One of the reasons mooted for the change of number one against the Tangerines is that Long is seen as more confident and adept with the ball at his feet. On a couple of occasions he took up a position outside of his left post – effectively leaving the goal unguarded – when Millwall were in possession.
“If I come off to the left and make an angle for the backpass that means the striker has got to press me,” explained Long. “That means the right-hand side defender, which was Shacks [Jamie Shackleton], is free to get the ball and turn out.
“If I stay in the middle of the goal then the striker could potentially take both of us out of the game if he pressed me and I might not be able to see another angle to play the ball.
“When you’re 16 and 17 as a goalkeeper then you’re still growing and it’s tough to kick a ball – getting it over the halfway line was a bonus back then.
“It’s something I’ve had to work on. I used lockdown to help with my distribution. I had an astroturf pitch near where I live, so I was up there all the time.
“Over the years it has been a strength of mine. When I was at Wimbledon I got a couple of assists that year – I was playing a lot in behind for Lyle Taylor. Then later down the line at Hull it was [Jarrod] Bowen and [Kamil] Grosicki. It was good to start counter attacks and release the ball quickly.
“I do keep up the repetitions every week. I think it will show throughout the games, it can add a lot to the team. It can be used as a bit of a weapon counter-attacking and getting play started.”
Long’s last Championship start prior to the Blackpool outing was in July 2020, a 3-0 loss at Cardiff, the last of 46 appearances in that Covid-interrupted campaign which ended in relegation for the Tigers.
He did not have loads of notice that he was replacing Bialkowski.
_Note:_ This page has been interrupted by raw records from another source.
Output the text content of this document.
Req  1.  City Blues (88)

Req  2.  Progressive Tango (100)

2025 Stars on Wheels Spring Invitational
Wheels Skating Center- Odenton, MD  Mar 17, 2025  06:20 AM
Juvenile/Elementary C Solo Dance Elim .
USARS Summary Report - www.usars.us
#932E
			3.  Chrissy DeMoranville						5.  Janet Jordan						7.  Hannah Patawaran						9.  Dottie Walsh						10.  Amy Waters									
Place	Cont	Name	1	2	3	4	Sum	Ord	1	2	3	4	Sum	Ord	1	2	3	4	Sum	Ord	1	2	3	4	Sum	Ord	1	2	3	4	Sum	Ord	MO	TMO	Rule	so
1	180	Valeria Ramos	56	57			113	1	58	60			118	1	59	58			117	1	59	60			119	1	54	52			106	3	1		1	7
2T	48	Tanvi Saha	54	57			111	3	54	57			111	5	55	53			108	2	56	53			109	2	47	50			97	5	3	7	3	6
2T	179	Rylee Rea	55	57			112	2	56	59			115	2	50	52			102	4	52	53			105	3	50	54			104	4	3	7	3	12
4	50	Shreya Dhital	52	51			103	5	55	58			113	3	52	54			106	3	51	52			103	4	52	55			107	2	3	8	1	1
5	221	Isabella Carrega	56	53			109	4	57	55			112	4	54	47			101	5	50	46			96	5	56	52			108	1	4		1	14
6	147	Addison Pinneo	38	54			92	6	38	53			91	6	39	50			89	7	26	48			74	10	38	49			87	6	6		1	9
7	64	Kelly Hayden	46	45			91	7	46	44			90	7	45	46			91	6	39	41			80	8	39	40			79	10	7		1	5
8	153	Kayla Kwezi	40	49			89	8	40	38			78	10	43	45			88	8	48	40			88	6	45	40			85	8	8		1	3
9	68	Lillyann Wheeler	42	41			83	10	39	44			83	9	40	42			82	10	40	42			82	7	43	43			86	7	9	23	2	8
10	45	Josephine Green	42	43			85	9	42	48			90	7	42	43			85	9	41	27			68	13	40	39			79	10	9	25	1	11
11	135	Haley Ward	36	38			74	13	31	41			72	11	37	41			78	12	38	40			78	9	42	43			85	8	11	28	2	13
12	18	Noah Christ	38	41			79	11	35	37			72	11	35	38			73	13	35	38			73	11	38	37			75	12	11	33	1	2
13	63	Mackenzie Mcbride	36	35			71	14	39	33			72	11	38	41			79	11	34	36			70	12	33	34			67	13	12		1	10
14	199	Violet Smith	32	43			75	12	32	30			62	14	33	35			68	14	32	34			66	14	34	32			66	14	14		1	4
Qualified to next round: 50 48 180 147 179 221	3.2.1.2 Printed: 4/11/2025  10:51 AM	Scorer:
“The gaffer pulled me into his office at the stadium, just before the game, and said he was giving me a start – to go and do what I usually do in training,” said Long. “Was I expecting it? I don’t know. I always prepare to play. You’re thinking you could come on or you might have a chance – my mentality is always to be ready so that when it does come it is never a shock to the system.
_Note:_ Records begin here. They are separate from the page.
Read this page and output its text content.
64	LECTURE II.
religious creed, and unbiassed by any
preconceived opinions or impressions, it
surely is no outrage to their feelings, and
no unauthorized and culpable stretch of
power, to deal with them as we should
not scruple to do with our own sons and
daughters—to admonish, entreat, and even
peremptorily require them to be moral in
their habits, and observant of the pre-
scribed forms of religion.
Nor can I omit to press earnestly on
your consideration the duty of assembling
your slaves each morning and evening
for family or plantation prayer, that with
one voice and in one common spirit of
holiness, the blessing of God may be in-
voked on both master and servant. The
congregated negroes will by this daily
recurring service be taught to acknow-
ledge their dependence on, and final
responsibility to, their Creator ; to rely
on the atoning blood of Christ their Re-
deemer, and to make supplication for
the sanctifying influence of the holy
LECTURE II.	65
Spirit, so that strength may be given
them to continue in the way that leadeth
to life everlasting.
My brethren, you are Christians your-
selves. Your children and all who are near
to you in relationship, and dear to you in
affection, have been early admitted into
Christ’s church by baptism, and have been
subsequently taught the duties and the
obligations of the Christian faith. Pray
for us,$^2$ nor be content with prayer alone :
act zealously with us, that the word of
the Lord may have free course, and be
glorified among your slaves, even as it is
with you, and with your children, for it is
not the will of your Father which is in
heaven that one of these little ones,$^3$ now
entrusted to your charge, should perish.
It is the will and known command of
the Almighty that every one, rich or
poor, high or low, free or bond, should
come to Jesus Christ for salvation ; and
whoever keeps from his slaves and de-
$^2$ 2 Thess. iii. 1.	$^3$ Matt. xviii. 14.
“It could be a week’s build up or on the day, like it was, it doesn’t overly matter to me. I’ve played a lot of games previously so I know what the score is and how to get yourself ready for a game.
“It’s just pleasing to get the nod. I thought ‘right, time for me to go out there and show what I can do’.
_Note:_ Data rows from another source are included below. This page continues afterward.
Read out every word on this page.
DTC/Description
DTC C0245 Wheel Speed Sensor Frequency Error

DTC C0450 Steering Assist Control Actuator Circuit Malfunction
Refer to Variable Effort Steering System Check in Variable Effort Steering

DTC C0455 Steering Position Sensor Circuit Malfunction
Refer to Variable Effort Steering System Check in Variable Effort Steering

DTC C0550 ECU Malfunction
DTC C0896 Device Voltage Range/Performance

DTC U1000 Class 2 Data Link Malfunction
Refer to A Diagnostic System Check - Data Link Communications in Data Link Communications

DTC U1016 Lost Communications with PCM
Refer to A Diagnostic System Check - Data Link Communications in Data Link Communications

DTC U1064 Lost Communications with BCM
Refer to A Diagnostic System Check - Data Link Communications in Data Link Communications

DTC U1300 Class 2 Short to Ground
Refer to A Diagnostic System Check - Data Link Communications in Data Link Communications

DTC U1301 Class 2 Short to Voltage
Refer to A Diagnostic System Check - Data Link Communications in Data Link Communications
“I didn’t have a massive amount to do. It’s about doing the bits and pieces when called upon and not going looking for stuff to do, just because it is your first game back in the side and you want to impress.
“I needed to deal with what came to me and trust my ability, which I did. Everything went to plan, really.”
Bialkowski had made 147 consecutive EFL appearances for the Lions – 146 of those starts. Only Barry Kitchener (244), Alan Dorney (176) and Bryan King (168) have had longer unbroken runs.
“Bart was great, there were no issues at all,” said Long. “He wished me all the best and helped me in the warm up. Afterwards he came over and congratulated me and the lads.
“Bart has had a fantastic run in the team – he’s been one of the best players here in the last few years now. I needed to get in the team at some point and that was my opportunity. He wouldn’t have wanted to come out of the side but that’s football, it happens to us all at some point.”
Long signed a two-year contract with the Lions, who also have a 12-month extension option in their favour. The Sheffield-born keeper is not interested in discussing what the future holds in store but has “loved” being at Millwall.
“Last year I didn’t play much football but, that aside, it’s a great club,” he said. “It’s a brilliant set of lads, great staff and the gaffer has been fantastic. It’s been great working with Marshy [Andy Marshall], the goalkeeping coach, since he came in. He has been really supportive. I know he rates me and rates the attributes I bring to the team.
“So getting my chance to play now is the icing on the cake, hopefully I can keep that going.”